Nemanja Mirkovic demonstrates using Hermes Agent as a project manager with the Kanban board plugin. Relevant for Linear users: the video shows how to structure multi-step work into agent-assigned cards, route tasks to specialist profiles, track progress, and give feedback via card comments. The same patterns apply to connecting Linear issues to Hermes agent workflows via the Linear API.

  • 0:00Introduction — Kanban board as project manager
  • 0:47Installing via /update and running /kanban
  • 1:52Assigning tasks to writer and designer profiles
  • 2:30Watching cards move through the Kanban board
  • 3:44Different models per agent profile
  • 6:45Card comments for mid-task feedback
  • 7:30Parent and child task dependencies
  • 9:10GitHub Issues as an alternative orchestration layer

Common setup issues

  • No Linear tools show up — run hermes mcp list and confirm the Linear catalog entry is installed and enabled. Start a fresh Hermes session after changing MCP configuration.
  • OAuth opens but the agent still cannot read issues — finish the browser authorization flow, then run hermes mcp test linear or reopen Hermes so the client reconnects.
  • Hermes creates issues in the wrong place — define the default Linear team, project, labels, and priority mapping in a skill or prompt template before enabling write-heavy workflows.
  • The video feels unrelated — treat it as an optional Kanban/project-manager demo. The actual Linear setup uses the Linear MCP; the Kanban demo only explains how Hermes decomposes multi-step work.

Keep building the workflow

FAQ

Does Hermes have a native Linear adapter?

The recommended path is the Linear MCP catalog entry. MCP makes Linear tools available to Hermes without writing a custom native tool first.

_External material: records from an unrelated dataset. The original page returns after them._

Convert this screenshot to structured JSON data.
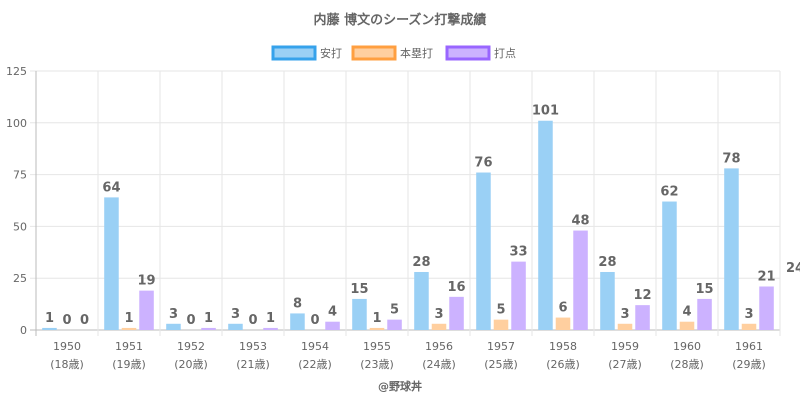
{
  "chart_data": {
    "type": "bar",
    "title": "内藤 博文のシーズン打撃成績",
    "categories": [
      "1950",
      "1951",
      "1952",
      "1953",
      "1954",
      "1955",
      "1956",
      "1957",
      "1958",
      "1959",
      "1960",
      "1961"
    ],
    "sublabels": [
      "(18歳)",
      "(19歳)",
      "(20歳)",
      "(21歳)",
      "(22歳)",
      "(23歳)",
      "(24歳)",
      "(25歳)",
      "(26歳)",
      "(27歳)",
      "(28歳)",
      "(29歳)"
    ],
    "series": [
      {
        "name": "安打",
        "values": [
          1,
          64,
          3,
          3,
          8,
          15,
          28,
          76,
          101,
          28,
          62,
          78
        ],
        "fill": "#9ad0f5",
        "stroke": "#36a2eb"
      },
      {
        "name": "本塁打",
        "values": [
          0,
          1,
          0,
          0,
          0,
          1,
          3,
          5,
          6,
          3,
          4,
          3
        ],
        "fill": "#ffcf9f",
        "stroke": "#ff9f40"
      },
      {
        "name": "打点",
        "values": [
          0,
          19,
          1,
          1,
          4,
          5,
          16,
          33,
          48,
          12,
          15,
          21
        ],
        "fill": "#ccb2ff",
        "stroke": "#9966ff"
      }
    ],
    "ylim": [
      0,
      125
    ],
    "yticks": [
      0,
      25,
      50,
      75,
      100,
      125
    ],
    "legend_position": "top-center",
    "grid": true,
    "xlabel": "",
    "ylabel": "",
    "overflow_label": "24",
    "credit": "@野球丼"
  }
}
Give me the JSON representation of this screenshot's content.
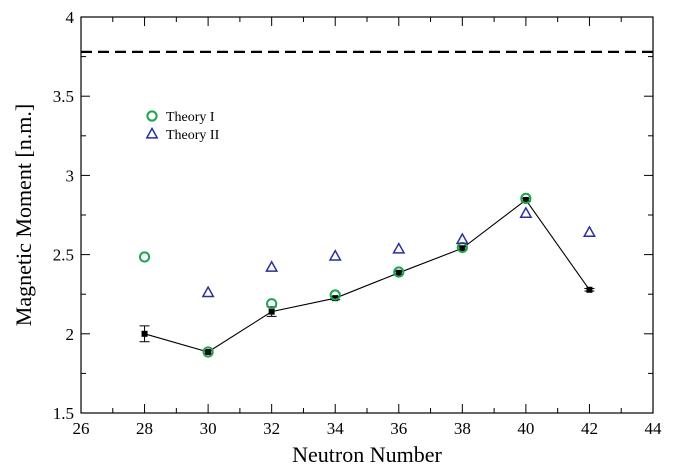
{
  "chart_data": {
    "type": "scatter",
    "title": "",
    "xlabel": "Neutron Number",
    "ylabel": "Magnetic Moment [n.m.]",
    "xlim": [
      26,
      44
    ],
    "ylim": [
      1.5,
      4
    ],
    "x_ticks": [
      26,
      28,
      30,
      32,
      34,
      36,
      38,
      40,
      42,
      44
    ],
    "x_tick_labels": [
      "26",
      "28",
      "30",
      "32",
      "34",
      "36",
      "38",
      "40",
      "42",
      "44"
    ],
    "y_ticks": [
      1.5,
      2,
      2.5,
      3,
      3.5,
      4
    ],
    "y_tick_labels": [
      "1.5",
      "2",
      "2.5",
      "3",
      "3.5",
      "4"
    ],
    "grid": false,
    "legend_position": "upper-left",
    "reference_line": {
      "y": 3.78,
      "style": "dashed",
      "color": "#000000"
    },
    "experiment": {
      "points": [
        {
          "x": 28,
          "y": 2.0,
          "err": 0.05
        },
        {
          "x": 30,
          "y": 1.885,
          "err": 0.008
        },
        {
          "x": 32,
          "y": 2.14,
          "err": 0.03
        },
        {
          "x": 34,
          "y": 2.225,
          "err": 0.01
        },
        {
          "x": 36,
          "y": 2.385,
          "err": 0.01
        },
        {
          "x": 38,
          "y": 2.54,
          "err": 0.01
        },
        {
          "x": 40,
          "y": 2.845,
          "err": 0.01
        },
        {
          "x": 42,
          "y": 2.278,
          "err": 0.008
        }
      ],
      "color": "#000000",
      "marker": "square",
      "line": "solid"
    },
    "series": [
      {
        "name": "Theory I",
        "marker": "circle",
        "color": "#1aa64a",
        "x": [
          28,
          30,
          32,
          34,
          36,
          38,
          40
        ],
        "values": [
          2.485,
          1.885,
          2.19,
          2.245,
          2.39,
          2.545,
          2.855
        ]
      },
      {
        "name": "Theory II",
        "marker": "triangle",
        "color": "#2a2f9e",
        "x": [
          30,
          32,
          34,
          36,
          38,
          40,
          42
        ],
        "values": [
          2.26,
          2.42,
          2.49,
          2.535,
          2.595,
          2.76,
          2.64
        ]
      }
    ]
  }
}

What does Hermes need to connect to Linear?

Install the Linear MCP catalog entry, complete OAuth or the credential prompt, then choose which Linear tools Hermes may use. Start read-only and add write tools after one successful smoke test.

Can Hermes create Linear issues from conversations?

Yes. Once Linear write tools are enabled, Hermes can turn meeting notes, support threads, QA findings, or code-review comments into issues with titles, descriptions, priorities, and labels.

Can Hermes connect Linear issues to GitHub pull requests?

Yes. Pair Linear with the GitHub integration so Hermes can read the issue, inspect code, create a branch or pull request, and then report the PR link back to Linear or your messaging channel.

Should I use Linear or Hermes Kanban?

Use Linear for the team-visible tracker. Use Hermes Kanban for the agent’s internal execution plan when a job needs multiple steps, subagents, dependencies, or progress comments.

Is it safe to let an agent update Linear?

It can be safe if you stage permissions: read-only first, issue creation next, and status/comment updates only after your team defines clear conventions and approval points.

How is Hermes different from Linear built-in AI?

Linear AI helps inside Linear. Hermes can operate across Linear, GitHub, terminal tools, browsers, docs, and messaging channels, so it can execute work and not only rewrite issue text.